There’s a one-off stage right at the end where Annika is chased by a rolling snowball and has to melt the ice barriers that block her path before she’s squashed. It’s pleasant enough, although it’s really only notable for Wenlock turning up just before Annika drops into the icy chute and making a terrible “she’s falling for me” pun.
At last, it’s the final encounter with Wenlock. It’s an odd one, because Annika has already totally foiled Wenlock’s evil schemes. All the people have been freed from the statue curse and it was mentioned right at the start of the game that Annika could easily change her sister from a pegasus back into a human but she didn’t because having a winged horse was super useful. I can’t imagine she’s about to straight-up murder Wenlock, though, so this fight must just be about teaching him a lesson.
It’s a two-part fight. The first part is the same as the chandelier-dropping battle from the first stage, except now there are two chandeliers.

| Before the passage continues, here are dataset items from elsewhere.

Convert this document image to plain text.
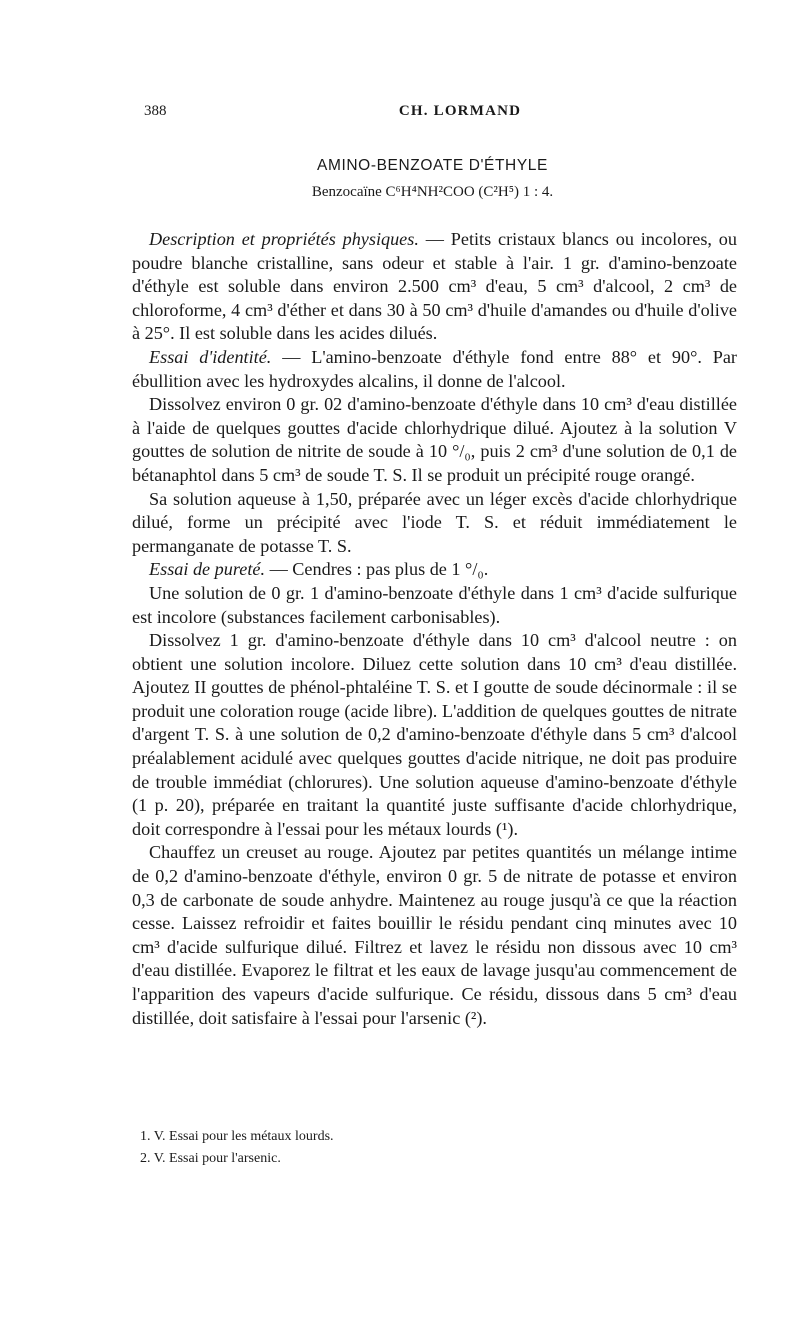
388	CH. LORMAND
AMINO-BENZOATE D'ÉTHYLE
Benzocaïne C⁶H⁴NH²COO (C²H⁵) 1 : 4.

Description et propriétés physiques. — Petits cristaux blancs ou incolores, ou poudre blanche cristalline, sans odeur et stable à l'air. 1 gr. d'amino-benzoate d'éthyle est soluble dans environ 2.500 cm³ d'eau, 5 cm³ d'alcool, 2 cm³ de chloroforme, 4 cm³ d'éther et dans 30 à 50 cm³ d'huile d'amandes ou d'huile d'olive à 25°. Il est soluble dans les acides dilués.

Essai d'identité. — L'amino-benzoate d'éthyle fond entre 88° et 90°. Par ébullition avec les hydroxydes alcalins, il donne de l'alcool.

Dissolvez environ 0 gr. 02 d'amino-benzoate d'éthyle dans 10 cm³ d'eau distillée à l'aide de quelques gouttes d'acide chlorhydrique dilué. Ajoutez à la solution V gouttes de solution de nitrite de soude à 10 °/₀, puis 2 cm³ d'une solution de 0,1 de bétanaphtol dans 5 cm³ de soude T. S. Il se produit un précipité rouge orangé.

Sa solution aqueuse à 1,50, préparée avec un léger excès d'acide chlorhydrique dilué, forme un précipité avec l'iode T. S. et réduit immédiatement le permanganate de potasse T. S.

Essai de pureté. — Cendres : pas plus de 1 °/₀.

Une solution de 0 gr. 1 d'amino-benzoate d'éthyle dans 1 cm³ d'acide sulfurique est incolore (substances facilement carbonisables).

Dissolvez 1 gr. d'amino-benzoate d'éthyle dans 10 cm³ d'alcool neutre : on obtient une solution incolore. Diluez cette solution dans 10 cm³ d'eau distillée. Ajoutez II gouttes de phénol-phtaléine T. S. et I goutte de soude décinormale : il se produit une coloration rouge (acide libre). L'addition de quelques gouttes de nitrate d'argent T. S. à une solution de 0,2 d'amino-benzoate d'éthyle dans 5 cm³ d'alcool préalablement acidulé avec quelques gouttes d'acide nitrique, ne doit pas produire de trouble immédiat (chlorures). Une solution aqueuse d'amino-benzoate d'éthyle (1 p. 20), préparée en traitant la quantité juste suffisante d'acide chlorhydrique, doit correspondre à l'essai pour les métaux lourds (¹).

Chauffez un creuset au rouge. Ajoutez par petites quantités un mélange intime de 0,2 d'amino-benzoate d'éthyle, environ 0 gr. 5 de nitrate de potasse et environ 0,3 de carbonate de soude anhydre. Maintenez au rouge jusqu'à ce que la réaction cesse. Laissez refroidir et faites bouillir le résidu pendant cinq minutes avec 10 cm³ d'acide sulfurique dilué. Filtrez et lavez le résidu non dissous avec 10 cm³ d'eau distillée. Evaporez le filtrat et les eaux de lavage jusqu'au commencement de l'apparition des vapeurs d'acide sulfurique. Ce résidu, dissous dans 5 cm³ d'eau distillée, doit satisfaire à l'essai pour l'arsenic (²).

1. V. Essai pour les métaux lourds.
2. V. Essai pour l'arsenic.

The second half is a three-card monte deal, where Wenlock makes three statue clones of himself and you have to keep an eye on where the real Wenlock is before bashing him with your wand. If you can manage to do that three times – and trust me, you really can, I believe in you – then the game is over and Annika can get back to her opulent lifestyle of leisure and carefree whimsy.

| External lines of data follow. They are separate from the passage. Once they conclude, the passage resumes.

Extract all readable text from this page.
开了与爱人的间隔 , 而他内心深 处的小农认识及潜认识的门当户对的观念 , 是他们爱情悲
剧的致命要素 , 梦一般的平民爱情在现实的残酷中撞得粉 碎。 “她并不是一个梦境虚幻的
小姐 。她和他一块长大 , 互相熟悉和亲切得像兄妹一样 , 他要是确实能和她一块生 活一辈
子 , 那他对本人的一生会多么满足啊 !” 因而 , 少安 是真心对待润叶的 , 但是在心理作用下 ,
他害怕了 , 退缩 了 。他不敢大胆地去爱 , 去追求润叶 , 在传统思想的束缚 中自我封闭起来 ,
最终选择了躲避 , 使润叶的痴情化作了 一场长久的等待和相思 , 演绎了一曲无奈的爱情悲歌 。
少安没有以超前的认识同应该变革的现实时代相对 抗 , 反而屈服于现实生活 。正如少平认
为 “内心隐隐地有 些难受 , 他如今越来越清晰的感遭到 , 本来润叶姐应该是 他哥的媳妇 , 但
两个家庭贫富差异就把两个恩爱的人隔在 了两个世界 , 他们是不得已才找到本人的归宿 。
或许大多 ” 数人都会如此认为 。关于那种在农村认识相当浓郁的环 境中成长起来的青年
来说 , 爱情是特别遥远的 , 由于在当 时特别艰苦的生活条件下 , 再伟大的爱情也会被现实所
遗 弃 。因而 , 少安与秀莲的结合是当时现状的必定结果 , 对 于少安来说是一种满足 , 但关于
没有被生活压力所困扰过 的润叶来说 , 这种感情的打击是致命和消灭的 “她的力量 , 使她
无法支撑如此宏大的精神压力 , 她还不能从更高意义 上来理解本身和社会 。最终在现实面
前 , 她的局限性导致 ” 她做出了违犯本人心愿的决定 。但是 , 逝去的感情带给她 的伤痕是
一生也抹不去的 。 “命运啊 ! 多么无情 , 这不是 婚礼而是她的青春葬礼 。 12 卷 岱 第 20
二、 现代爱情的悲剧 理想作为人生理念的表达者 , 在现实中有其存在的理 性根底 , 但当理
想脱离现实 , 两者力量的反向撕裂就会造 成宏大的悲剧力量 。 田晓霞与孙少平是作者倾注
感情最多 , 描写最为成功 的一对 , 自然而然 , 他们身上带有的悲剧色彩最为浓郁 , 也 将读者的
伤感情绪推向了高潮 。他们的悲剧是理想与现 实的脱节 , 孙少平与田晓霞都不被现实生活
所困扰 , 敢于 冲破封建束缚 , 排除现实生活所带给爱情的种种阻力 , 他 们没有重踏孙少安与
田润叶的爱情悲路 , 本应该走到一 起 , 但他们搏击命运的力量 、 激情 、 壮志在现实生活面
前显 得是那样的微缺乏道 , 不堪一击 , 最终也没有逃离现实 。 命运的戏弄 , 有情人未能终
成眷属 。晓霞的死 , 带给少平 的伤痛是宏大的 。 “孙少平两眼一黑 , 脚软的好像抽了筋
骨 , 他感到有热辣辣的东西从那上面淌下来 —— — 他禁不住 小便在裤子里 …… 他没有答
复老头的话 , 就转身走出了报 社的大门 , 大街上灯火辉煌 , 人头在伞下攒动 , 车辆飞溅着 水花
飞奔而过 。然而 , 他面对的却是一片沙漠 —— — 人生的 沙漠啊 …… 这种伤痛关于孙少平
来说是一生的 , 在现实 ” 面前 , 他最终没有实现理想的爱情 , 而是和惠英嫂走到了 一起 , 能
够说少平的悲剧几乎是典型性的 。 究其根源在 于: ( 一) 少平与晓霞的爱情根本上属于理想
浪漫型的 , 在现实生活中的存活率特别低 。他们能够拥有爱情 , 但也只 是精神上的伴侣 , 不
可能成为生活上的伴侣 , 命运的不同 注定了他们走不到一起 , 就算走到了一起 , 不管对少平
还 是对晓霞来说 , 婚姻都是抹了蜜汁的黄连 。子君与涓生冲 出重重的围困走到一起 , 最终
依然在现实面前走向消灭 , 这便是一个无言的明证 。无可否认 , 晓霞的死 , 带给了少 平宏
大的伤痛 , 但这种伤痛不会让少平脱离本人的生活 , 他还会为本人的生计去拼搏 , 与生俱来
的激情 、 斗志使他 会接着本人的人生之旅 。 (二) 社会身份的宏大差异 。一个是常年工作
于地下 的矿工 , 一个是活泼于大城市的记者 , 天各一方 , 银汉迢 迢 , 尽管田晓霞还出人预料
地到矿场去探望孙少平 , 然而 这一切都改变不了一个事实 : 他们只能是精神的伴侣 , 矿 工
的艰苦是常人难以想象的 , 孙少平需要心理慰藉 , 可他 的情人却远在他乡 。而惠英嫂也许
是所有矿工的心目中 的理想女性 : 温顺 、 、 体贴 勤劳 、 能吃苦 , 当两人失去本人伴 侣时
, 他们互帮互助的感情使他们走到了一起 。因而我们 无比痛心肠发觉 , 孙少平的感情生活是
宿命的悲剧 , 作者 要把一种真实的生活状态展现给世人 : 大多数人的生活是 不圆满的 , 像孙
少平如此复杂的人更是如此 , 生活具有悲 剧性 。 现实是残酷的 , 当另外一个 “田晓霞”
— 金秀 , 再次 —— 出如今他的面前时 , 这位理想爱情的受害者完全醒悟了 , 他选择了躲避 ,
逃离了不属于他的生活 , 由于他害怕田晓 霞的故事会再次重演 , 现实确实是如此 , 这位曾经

Wenlock finally gets the hint that Annika doesn’t want to marry him. I imagine he’s off to post a lengthy rant on some internet forum about how females don’t appreciate nice guys.
Barbie and the Magic of Pegasus ends as it began: with Annika celebrating her birthday. After she’s turned her sister back into a human, of course. Everyone wants to be the centre of attention at their own birthday party but that ain’t gonna happen if one of the guests is a flying horse.
Well, that was something of a relief, huh? A Barbie game that not only wasn’t terrible on a gameplay level but managed to avoid feeling like a rushed, cynical hack-job. It’s far from perfect, but I think many young Barbie fans would enjoy it without feeling like they’re being patronised, and the graphics are rather nice. Speaking of the graphics, I noticed one Paul Robertson credited for “Character Animation” - that would be the same Paul Robertson who’s a pixel artist famous for his work on (amongst other things) the Scott Pilgrim game, Mercenary Kings and his complex, bonkers promos for Adult Swim. No wonder the game looks nice.
I’m not sure why they called it “the Magic of Pegasus”, mind you. It was Wenlock and Annika who did all the magic. Maybe if the pegasus had a routine where it caught a bullet in its teeth, I could accept that title. I’d have given the game an extra gold star, that’s for sure.